Why Practice Sabbath? To Receive From Jesus (Matthew 11:28-30)

People are busy, working hard, in some cases over-scheduled, and in most cases tired. God doesn’t intend this. Certainly God wants us to give our best. With God’s spirit empowering us, we can be more than we could on our own strength. In all our roles, we honor God by striving for excellence. But in our striving, God does not want us to wear ourselves out to the point that we are constantly in a states of exhaustion, reaching for a recovery that doesn’t seem to come before we have to give and give and give again. Our lives are not to be an endless strain.

We need rest as a regular part of life, and we need a new rhythm and a new understanding of time. In the language of the New Testament, there were two words that are both translated into English “time.” The Greek word ‘kronos,’can mean time, and so can the Greek work ‘kairos.’ ‘Kronos,’is measurable time, days, months, years. It is sequential. From ‘Kronos,’we get the English word ‘chronology.’ This is really how we most commonly think of time. ‘Kairos,’ means the appropriateness of time. In our worldview, when is a baby born? Is the baby born on the day the doctor declared to be the “due date?” No! The baby comes when it is time. We think of death the same way. Someone passes, and we say, well, it was his time.

Kronos measures time. I am just about 42 years old. My life is probably close to half-way over. Kairos identifies seasons. A man’s wife dies. They were married 45 years. He enters a season of grief. When Kairos and Kronos are talked about in sermons, usually kairos is seen as something holy. Jesus came to earth in the “fullness of time.” Kronos is seen as something more mundane. In our recognition that people are tired because life in 21st century America is frenetic and the pressure to succeed comes from all sides, we need to claim the holiness of kronos time. God is not only God of seasons and monumental moments. God is also God of today, this hour, this minute. God is not only God of Epiphany and Lent, and Easter and Pentecost. God is also God of Facebook and the calendar. We do not live at the mercy and pleasure of our schedules.
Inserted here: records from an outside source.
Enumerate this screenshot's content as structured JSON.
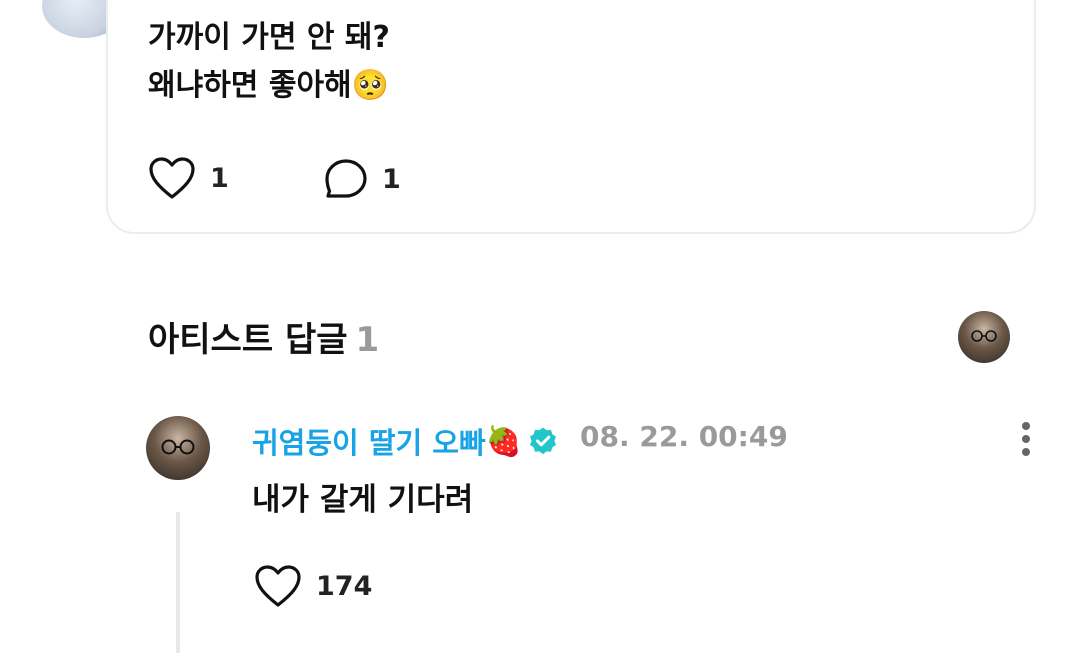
{
  "post": {
    "text_line1": "가까이 가면 안 돼?",
    "text_line2": "왜냐하면 좋아해🥺",
    "like_count": "1",
    "comment_count": "1"
  },
  "artist_replies": {
    "title": "아티스트 답글",
    "count": "1"
  },
  "reply": {
    "author": "귀염둥이 딸기 오빠",
    "author_emoji": "🍓",
    "timestamp": "08. 22. 00:49",
    "text": "내가 갈게 기다려",
    "like_count": "174"
  },
  "colors": {
    "author_name": "#18a3e6",
    "verified_badge": "#23c6c8",
    "muted_text": "#9a9a9a"
  },
  "icons": [
    "heart-icon",
    "comment-icon",
    "verified-badge-icon",
    "more-options-icon"
  ]
}
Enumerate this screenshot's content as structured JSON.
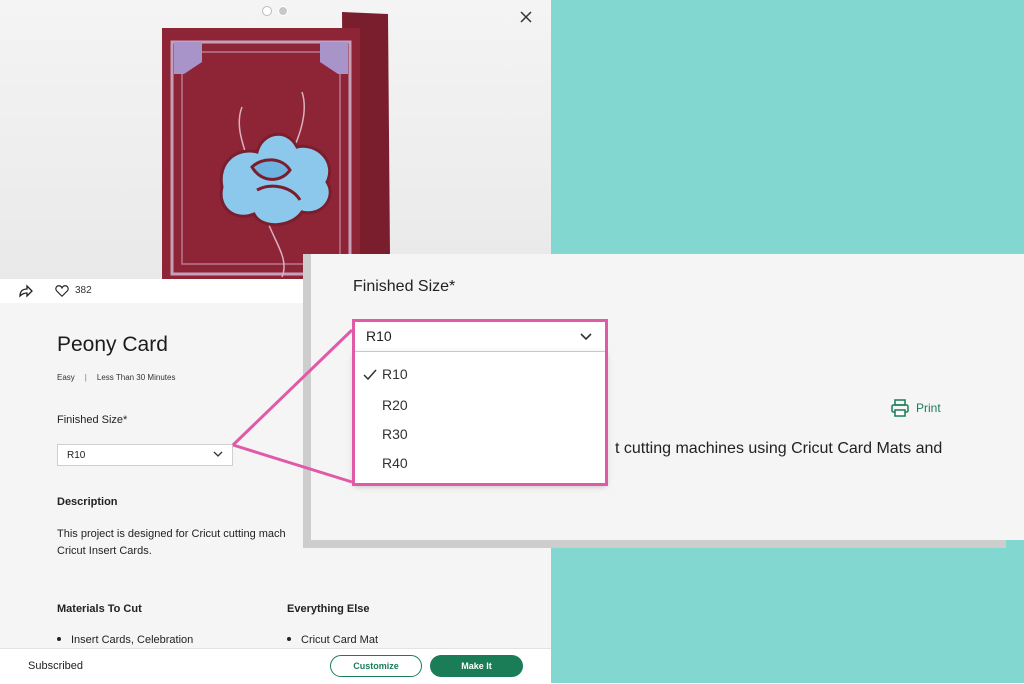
{
  "colors": {
    "teal": "#82d8d0",
    "brand_green": "#1a7d57",
    "highlight_pink": "#e05aa8",
    "card_red": "#8e2537",
    "card_blue": "#8cc8ec"
  },
  "hero": {
    "dots_count": 2,
    "close_icon": "close-icon"
  },
  "actions": {
    "like_count": "382"
  },
  "project": {
    "title": "Peony Card",
    "difficulty": "Easy",
    "duration": "Less Than 30 Minutes",
    "size_label": "Finished Size*",
    "selected_size": "R10",
    "description_heading": "Description",
    "description_text": "This project is designed for Cricut cutting mach",
    "description_text_2": "Cricut Insert Cards.",
    "materials_heading": "Materials To Cut",
    "materials_item": "Insert Cards, Celebration",
    "else_heading": "Everything Else",
    "else_item": "Cricut Card Mat"
  },
  "footer": {
    "status": "Subscribed",
    "customize_label": "Customize",
    "make_label": "Make It"
  },
  "zoom": {
    "size_label": "Finished Size*",
    "selected": "R10",
    "options": [
      "R10",
      "R20",
      "R30",
      "R40"
    ],
    "print_label": "Print",
    "desc_fragment": "t cutting machines using Cricut Card Mats and"
  }
}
We live at the mercy and pleasure of the living God.

What is more difficult, going without checking email and going along without texting, or going along without prayer? Which do we miss? How we answer, when answering honestly and not giving the churchy answer, reveals the rhythm of our lives. I think most of us need a new rhythm. Abraham Joshua Heschel in his book called The Sabbath writes, “There are no two hours alike. Every hour is unique and the only one given at the moment, exclusively and endlessly precious” (p.8).[i] As a response to the harried rat race lived by so many of us, the life-draining pace that we run that slowly kills us, Heschel presents the Sabbath. He says, “The Sabbath is entirely independent of the month. … Its date is not determined by any even in nature … but by the act of creation. … The meaning of Sabbath is to celebrate time. … Thus we try to become attuned to holiness in time” (p.10).

The baby is napping – and as all parents of young children know, those naps are crucial. The preschooler needs to be picked up from school. The 4thgrader has a dentist’s appointment. Mom has the flu. Dad has a meeting in another town. OK seriously, holiness time? Come on!

The truth is nothing we will say in sermons or in small groups will take away from the stress we all face. It chews at us and forces us to make decisions. That’s just life. But, even in life, real life, we can regularly enter the Sabbath which God gives. And doing so will change our lives, even the harried moments.

So we admit, yes, we’re tired. We admit, yes, God had given his people a gift – Sabbath rest. And we believe that in Christ we are God’s people. So then, how are we, as Christians, to understand holiness in time? How do we discover a new rhythm, one in which life is paced by regular Sabbath keeping? I think the beginning of the answer is found in the Gospel of Matthew, chapters 11-12, where Jesus gives three things. Everything in life for a Christ-follower is defined by Him; and everything in the Bible is read through the lens of the Gospel.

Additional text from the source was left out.